You can’t talk about Europe without including the European Central Bank in the discussion. The ECB, which conducts monetary policy for all of Europe, is continuing with their aggressive Quantitative Easing in the form of a large bond buying program. The buying of a country’s bonds is a strategy of the central bank to stimulate the European economy, which is made up of each individual country’s economy within the European Union.
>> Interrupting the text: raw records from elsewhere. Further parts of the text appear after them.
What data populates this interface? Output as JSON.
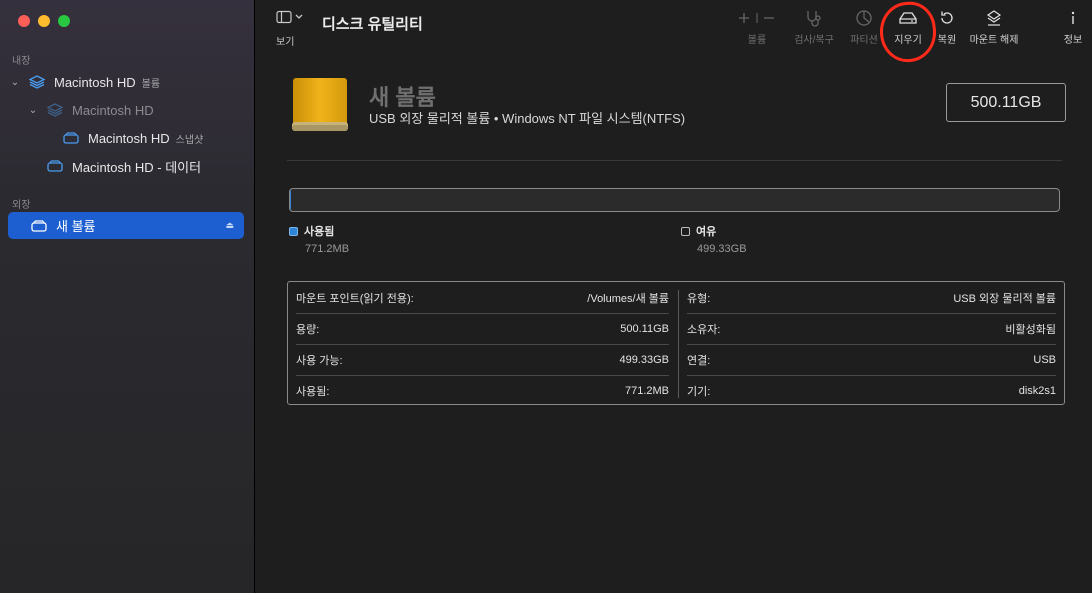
{
  "sidebar": {
    "internal_label": "내장",
    "external_label": "외장",
    "items": [
      {
        "label": "Macintosh HD",
        "sub": "볼륨"
      },
      {
        "label": "Macintosh HD"
      },
      {
        "label": "Macintosh HD",
        "sub": "스냅샷"
      },
      {
        "label": "Macintosh HD - 데이터"
      },
      {
        "label": "새 볼륨"
      }
    ]
  },
  "toolbar": {
    "view_label": "보기",
    "title": "디스크 유틸리티",
    "volume_label": "볼륨",
    "first_aid_label": "검사/복구",
    "partition_label": "파티션",
    "erase_label": "지우기",
    "restore_label": "복원",
    "unmount_label": "마운트 해제",
    "info_label": "정보"
  },
  "volume": {
    "name": "새 볼륨",
    "description": "USB 외장 물리적 볼륨 • Windows NT 파일 시스템(NTFS)",
    "capacity": "500.11GB",
    "used_fraction": 0.0015
  },
  "usage": {
    "used_label": "사용됨",
    "used_value": "771.2MB",
    "free_label": "여유",
    "free_value": "499.33GB"
  },
  "info": {
    "left": [
      {
        "key": "마운트 포인트(읽기 전용):",
        "value": "/Volumes/새 볼륨"
      },
      {
        "key": "용량:",
        "value": "500.11GB"
      },
      {
        "key": "사용 가능:",
        "value": "499.33GB"
      },
      {
        "key": "사용됨:",
        "value": "771.2MB"
      }
    ],
    "right": [
      {
        "key": "유형:",
        "value": "USB 외장 물리적 볼륨"
      },
      {
        "key": "소유자:",
        "value": "비활성화됨"
      },
      {
        "key": "연결:",
        "value": "USB"
      },
      {
        "key": "기기:",
        "value": "disk2s1"
      }
    ]
  },
  "colors": {
    "accent": "#1d5fd1",
    "used": "#2f86d9",
    "annotation": "#ff2a1a"
  }
}
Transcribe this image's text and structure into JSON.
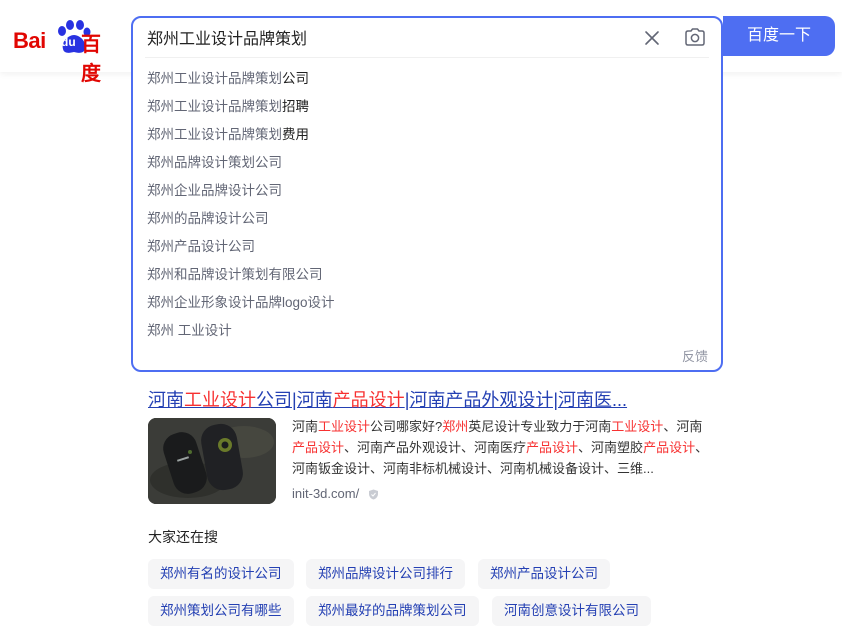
{
  "logo": {
    "text_bai": "Bai",
    "text_du": "du",
    "text_cn": "百度",
    "brand_color": "#e10602",
    "paw_color": "#2932e1"
  },
  "search": {
    "query": "郑州工业设计品牌策划",
    "button_label": "百度一下",
    "accent_color": "#4e6ef2",
    "clear_icon": "close-icon",
    "camera_icon": "camera-icon"
  },
  "suggestions": [
    {
      "prefix": "郑州工业设计品牌策划",
      "rest": "公司"
    },
    {
      "prefix": "郑州工业设计品牌策划",
      "rest": "招聘"
    },
    {
      "prefix": "郑州工业设计品牌策划",
      "rest": "费用"
    },
    {
      "prefix": "郑州品牌设计策划公司",
      "rest": ""
    },
    {
      "prefix": "郑州企业品牌设计公司",
      "rest": ""
    },
    {
      "prefix": "郑州的品牌设计公司",
      "rest": ""
    },
    {
      "prefix": "郑州产品设计公司",
      "rest": ""
    },
    {
      "prefix": "郑州和品牌设计策划有限公司",
      "rest": ""
    },
    {
      "prefix": "郑州企业形象设计品牌logo设计",
      "rest": ""
    },
    {
      "prefix": "郑州 工业设计",
      "rest": ""
    }
  ],
  "feedback_label": "反馈",
  "result": {
    "title_parts": [
      "河南",
      "工业设计",
      "公司|河南",
      "产品设计",
      "|河南产品外观设计|河南医..."
    ],
    "abstract_parts": [
      "河南",
      "工业设计",
      "公司哪家好?",
      "郑州",
      "英尼设计专业致力于河南",
      "工业设计",
      "、河南",
      "产品设计",
      "、河南产品外观设计、河南医疗",
      "产品设计",
      "、河南塑胶",
      "产品设计",
      "、河南钣金设计、河南非标机械设计、河南机械设备设计、三维..."
    ],
    "url": "init-3d.com/"
  },
  "related": {
    "title": "大家还在搜",
    "items": [
      "郑州有名的设计公司",
      "郑州品牌设计公司排行",
      "郑州产品设计公司",
      "郑州策划公司有哪些",
      "郑州最好的品牌策划公司",
      "河南创意设计有限公司"
    ]
  }
}
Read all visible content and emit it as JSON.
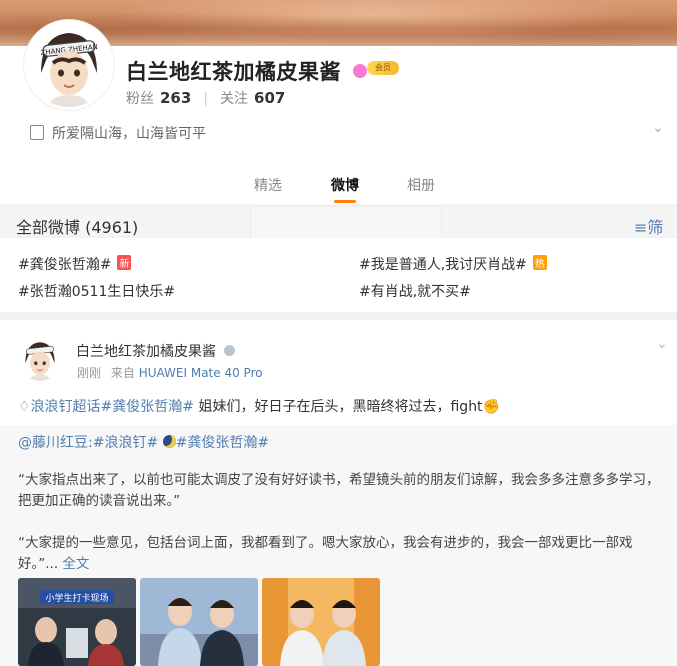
{
  "profile": {
    "name": "白兰地红茶加橘皮果酱",
    "vip_label": "会员",
    "avatar_text": "ZHANG ZHEHAN",
    "followers_label": "粉丝",
    "followers_count": "263",
    "following_label": "关注",
    "following_count": "607",
    "bio": "所爱隔山海，山海皆可平"
  },
  "tabs": [
    {
      "label": "精选"
    },
    {
      "label": "微博"
    },
    {
      "label": "相册"
    }
  ],
  "filter": {
    "count_label": "全部微博 (4961)",
    "filter_label": "筛选"
  },
  "topics": [
    {
      "text": "#龚俊张哲瀚#",
      "tag": "新"
    },
    {
      "text": "#我是普通人,我讨厌肖战#",
      "tag": "热"
    },
    {
      "text": "#张哲瀚0511生日快乐#"
    },
    {
      "text": "#有肖战,就不买#"
    }
  ],
  "post": {
    "author": "白兰地红茶加橘皮果酱",
    "time": "刚刚",
    "source_prefix": "来自",
    "source": "HUAWEI Mate 40 Pro",
    "text_link": "浪浪钉超话#龚俊张哲瀚#",
    "text_body": "姐妹们，好日子在后头，黑暗终将过去，fight",
    "repost_user": "@藤川红豆:",
    "repost_tag1": "#浪浪钉#",
    "repost_tag2": "#龚俊张哲瀚#",
    "para1": "“大家指点出来了，以前也可能太调皮了没有好好读书，希望镜头前的朋友们谅解，我会多多注意多多学习，把更加正确的读音说出来。”",
    "para2": "“大家提的一些意见，包括台词上面，我都看到了。嗯大家放心，我会有进步的，我会一部戏更比一部戏好。”...",
    "more_label": "全文",
    "thumb1_caption": "小学生打卡现场"
  },
  "colors": {
    "accent": "#ff8200",
    "link": "#507daf"
  }
}
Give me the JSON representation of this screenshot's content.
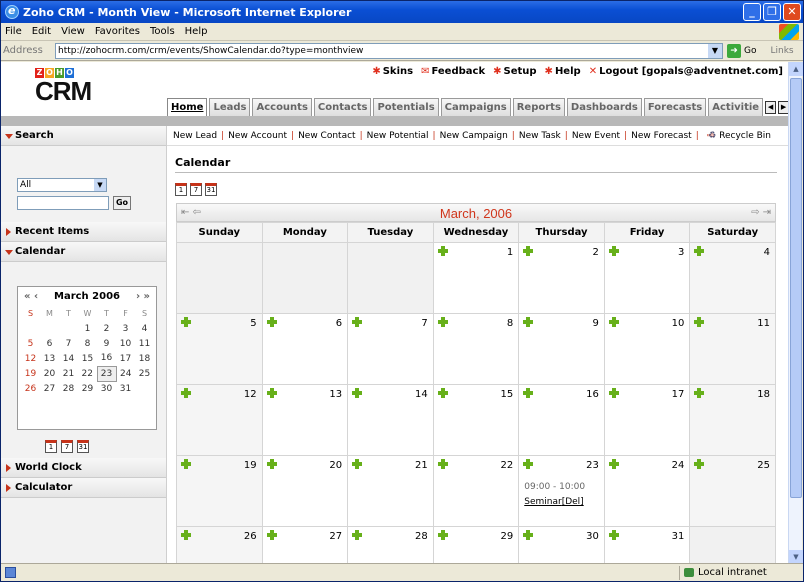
{
  "window": {
    "title": "Zoho CRM - Month View - Microsoft Internet Explorer"
  },
  "menu": [
    "File",
    "Edit",
    "View",
    "Favorites",
    "Tools",
    "Help"
  ],
  "address": {
    "label": "Address",
    "url": "http://zohocrm.com/crm/events/ShowCalendar.do?type=monthview",
    "go": "Go",
    "links": "Links"
  },
  "logo": {
    "zoho": [
      "Z",
      "O",
      "H",
      "O"
    ],
    "crm": "CRM"
  },
  "toplinks": [
    {
      "icon": "✱",
      "label": "Skins"
    },
    {
      "icon": "✉",
      "label": "Feedback"
    },
    {
      "icon": "✱",
      "label": "Setup"
    },
    {
      "icon": "✱",
      "label": "Help"
    },
    {
      "icon": "✕",
      "label": "Logout [gopals@adventnet.com]"
    }
  ],
  "tabs": [
    "Home",
    "Leads",
    "Accounts",
    "Contacts",
    "Potentials",
    "Campaigns",
    "Reports",
    "Dashboards",
    "Forecasts",
    "Activitie"
  ],
  "quick": [
    "New Lead",
    "New Account",
    "New Contact",
    "New Potential",
    "New Campaign",
    "New Task",
    "New Event",
    "New Forecast"
  ],
  "recycle": "Recycle Bin",
  "sidebar": {
    "search": "Search",
    "search_select": "All",
    "go": "Go",
    "recent": "Recent Items",
    "calendar": "Calendar",
    "world": "World Clock",
    "calc": "Calculator"
  },
  "mini": {
    "prev": "« ‹",
    "title": "March 2006",
    "next": "› »",
    "days": [
      "S",
      "M",
      "T",
      "W",
      "T",
      "F",
      "S"
    ],
    "weeks": [
      [
        "",
        "",
        "",
        "1",
        "2",
        "3",
        "4"
      ],
      [
        "5",
        "6",
        "7",
        "8",
        "9",
        "10",
        "11"
      ],
      [
        "12",
        "13",
        "14",
        "15",
        "16",
        "17",
        "18"
      ],
      [
        "19",
        "20",
        "21",
        "22",
        "23",
        "24",
        "25"
      ],
      [
        "26",
        "27",
        "28",
        "29",
        "30",
        "31",
        ""
      ]
    ],
    "icons": [
      "1",
      "7",
      "31"
    ]
  },
  "calendar": {
    "title": "Calendar",
    "month": "March, 2006",
    "days": [
      "Sunday",
      "Monday",
      "Tuesday",
      "Wednesday",
      "Thursday",
      "Friday",
      "Saturday"
    ],
    "weeks": [
      [
        "",
        "",
        "",
        "1",
        "2",
        "3",
        "4"
      ],
      [
        "5",
        "6",
        "7",
        "8",
        "9",
        "10",
        "11"
      ],
      [
        "12",
        "13",
        "14",
        "15",
        "16",
        "17",
        "18"
      ],
      [
        "19",
        "20",
        "21",
        "22",
        "23",
        "24",
        "25"
      ],
      [
        "26",
        "27",
        "28",
        "29",
        "30",
        "31",
        ""
      ]
    ],
    "event": {
      "day": "23",
      "time": "09:00 - 10:00",
      "name": "Seminar",
      "del": "[Del]"
    }
  },
  "status": {
    "zone": "Local intranet"
  }
}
The ECB’s policy has been continuously scrutinized by market analysts and economists. Each new statement from Mario Draghi, the President of the ECB, is dissected under a microscope in an effort to predict their future actions. Their policy is the source of much controversy because of their monumental task of setting an effective strategy that meets the needs of all the different economies within Europe, all of which are in vastly different stages of recovery. Germany, for example, has an unemployment rate of 3.6% while Greece has a staggering unemployment rate of 20.5%. Considering these drastically different economies, it is plain to see how difficult it is to set a policy that is effective for both these countries.

The divergence in economies within the European Union combined with the policy of the ECB facilitates a value proposition in their equity markets. The extremely low interest rates and QE that are still necessary for countries like Greece is an additional tailwind for companies operating in stronger economies like Germany.

As we discussed in a previous article, the U.S. is beginning to taper its extraordinarily accommodative policies that sprang from the Great Recession of 2008. The tightening of monetary policy creates less stimulus for the economy and a more difficult operating environment for the businesses therein. In Europe, companies that are operating in similarly strong economies such as Germany are not yet exposed to tightening monetary policy. While the European recovery as a whole has not been as strong as the U.S. recovery, the uncertainty surrounding the region has resulted in a comparably undervalued investment opportunity relative to the U.S. equity market, which has seen historically lofty valuations.

Divergence in central bank policies is only one of the many characteristics that distinguish the European value proposition versus the U.S. While central banks have had a tremendous influence in global financial markets for the past decade, investments can not be made solely based on their expected actions. Monetary and fiscal policy help dictate the overall economic backdrop of your investment opportunity, but they can not be looked at in a vacuum when considering the viability of an investment opportunity. Policy decisions are just one of many considerations that we take into account and weigh appropriately in our investment rationale.

When one looks at future prospects along with current valuations, Europe remains a comparably strong investment opportunity to the U.S.